Notons que le DME est très souvent implanté directement sur le G/S, ce qui est pratique pour les pilotes qui peuvent ainsi connaître leur distance exacte avec le seuil de piste. Le glidepath est généralement installé à 1000ft (ft = feet, pieds en anglais, 1ft = 0.3m) de l’endroit du toucher des roues à l’atterrissage, le localizer quant à lui est situé tout au bout de la piste emprunté. Le système ILS comprend une connexion à une radiobalise sur des fréquences de la gamme VHF (Very High Frequency), les pilotes ont besoin de pouvoir établir une communication avec la balise propre au seuil de la piste empruntée. Le localizer, le glidepath et le DME utilisent des fréquences différentes mais d’un point de vue pratique, les pilotes n'en rentrent qu'une seule sur la planche radio, généralement celle du LOC, auquel sont couplées les autres fréquences du G/S et du DME. La portée certifiée est de 15 à 20 NM (NM = Nautical Miles ; 1 NM = 1,852 Km) pour le localizer (30 à 50 en pratique) ; légèrement moins pour le glide path. Le DME d'un ILS peut être reçu jusqu'à 50 voire 100 NM.

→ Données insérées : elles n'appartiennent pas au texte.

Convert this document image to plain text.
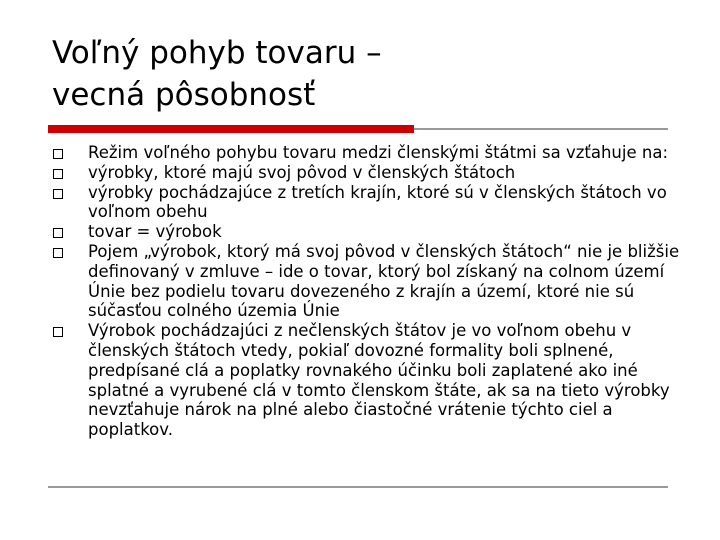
Voľný pohyb tovaru –
vecná pôsobnosť
Režim voľného pohybu tovaru medzi členskými štátmi sa vzťahuje na:
výrobky, ktoré majú svoj pôvod v členských štátoch
výrobky pochádzajúce z tretích krajín, ktoré sú v členských štátoch vo voľnom obehu
tovar = výrobok
Pojem „výrobok, ktorý má svoj pôvod v členských štátoch“ nie je bližšie definovaný v zmluve – ide o tovar, ktorý bol získaný na colnom území Únie bez podielu tovaru dovezeného z krajín a území, ktoré nie sú súčasťou colného územia Únie
Výrobok pochádzajúci z nečlenských štátov je vo voľnom obehu v členských štátoch vtedy, pokiaľ dovozné formality boli splnené, predpísané clá a poplatky rovnakého účinku boli zaplatené ako iné splatné a vyrubené clá v tomto členskom štáte, ak sa na tieto výrobky nevzťahuje nárok na plné alebo čiastočné vrátenie týchto ciel a poplatkov.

Le G/S émet dans la gamme des 330 MHz, le LOC quant à lui émet entre 108,10 MHz et 111,95 MHz avec la première décimale toujours impaire (ex : 109,55 ; 110,10 ; 108,75 …). Il y a donc 40 canaux d’ILS différent, cela ne pose pas de problème puisque qu’on ne trouvera jamais plus de 40 aéroports avec un système ILS dans un rayon de 100 NM.
Le Localizer utilise une différence des taux de modulation (Difference in Depth Modulation ou DDM) pour situer l’avion sur son plan horizontal.
Considérons sur le schéma ci-dessus l’avion en approche de la piste, aligné sur l'axe de la piste. Le localizer émet simultanément deux fréquences de 150Hz et 90Hz. Les taux de modulation dépendent de la direction d'émission, de telle sorte que soient délimitées de part et d'autre de l'axe de piste deux zones, droite (150Hz) et gauche (90Hz). Une fois capté par les antennes VHF de l’avion, le signal est démodulé et redirigé vers deux filtres passe bande de 90 Hz et 150 Hz. Ces tensions alternatives 90 et 150 obtenues sont redressées et transformées en tensions continues V90 et V150.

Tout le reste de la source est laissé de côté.